On that fateful day Hamilton reported to Maj Gen. Sir William Ponsonby in the so-called Union Brigade, because it consisted of regiments from England (Royal Dragoons), Scotland (Greys) and Ireland (6th Dragoons).

Just after 1:30pm, with the French infantry advancing and threatening to break the British centre, overall cavalry commander, Earl of Uxbridge ordered the Household Brigade and the Union Brigades to attack the French infantry of D'Erlon's I Corps.

Although held in reserve, Lt Col Hamilton witnessed the 92nd Highlanders Regiment beginning to falter and on his own initiative, ordered the Scots Greys forward at the walk because the ground was broken and uneven.
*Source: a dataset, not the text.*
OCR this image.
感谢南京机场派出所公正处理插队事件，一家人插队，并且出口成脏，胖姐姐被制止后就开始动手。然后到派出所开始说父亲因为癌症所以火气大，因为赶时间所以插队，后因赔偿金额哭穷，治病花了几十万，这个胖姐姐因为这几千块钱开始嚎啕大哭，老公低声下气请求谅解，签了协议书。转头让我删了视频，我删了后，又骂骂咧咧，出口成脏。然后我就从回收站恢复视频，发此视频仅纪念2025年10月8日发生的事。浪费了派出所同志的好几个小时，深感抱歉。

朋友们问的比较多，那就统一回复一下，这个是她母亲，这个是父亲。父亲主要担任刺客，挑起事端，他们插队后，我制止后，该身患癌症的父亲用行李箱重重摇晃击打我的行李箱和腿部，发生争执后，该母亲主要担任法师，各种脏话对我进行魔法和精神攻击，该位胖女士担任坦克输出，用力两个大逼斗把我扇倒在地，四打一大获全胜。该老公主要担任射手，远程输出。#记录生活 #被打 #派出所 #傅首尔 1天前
The arrival of the Scots Greys helped to rally the 92nd Highlanders, who turned to attack the French.

While leading a charge on horseback, he lost his left arm. Hamilton put the reins in his mouth and continued the charge, even after his right arm was severed by a French lancer. Moments later he was shot and killed in action. Hamilton's second in command

The Royal Scots Greys continued to fight and suffered heavy losses but are generally credited with saving the British center for collapse in that section of the immense Battle of Waterloo. Hamilton was later found with a bullet wound through his heart, as well as other injuries. His scabbard and silken sash were sent to his brother, Lieutenant Jno. Anderson, who died in Glasgow on 3 December 1816 from wounds received at the Battle of Salamanca.

== Personal life ==
Hamilton married Mary Inglis Payne. Upon Hamilton's death, Payne was compensated £200.

He inherited Murdostoun Castle from his father on 18 August 1803.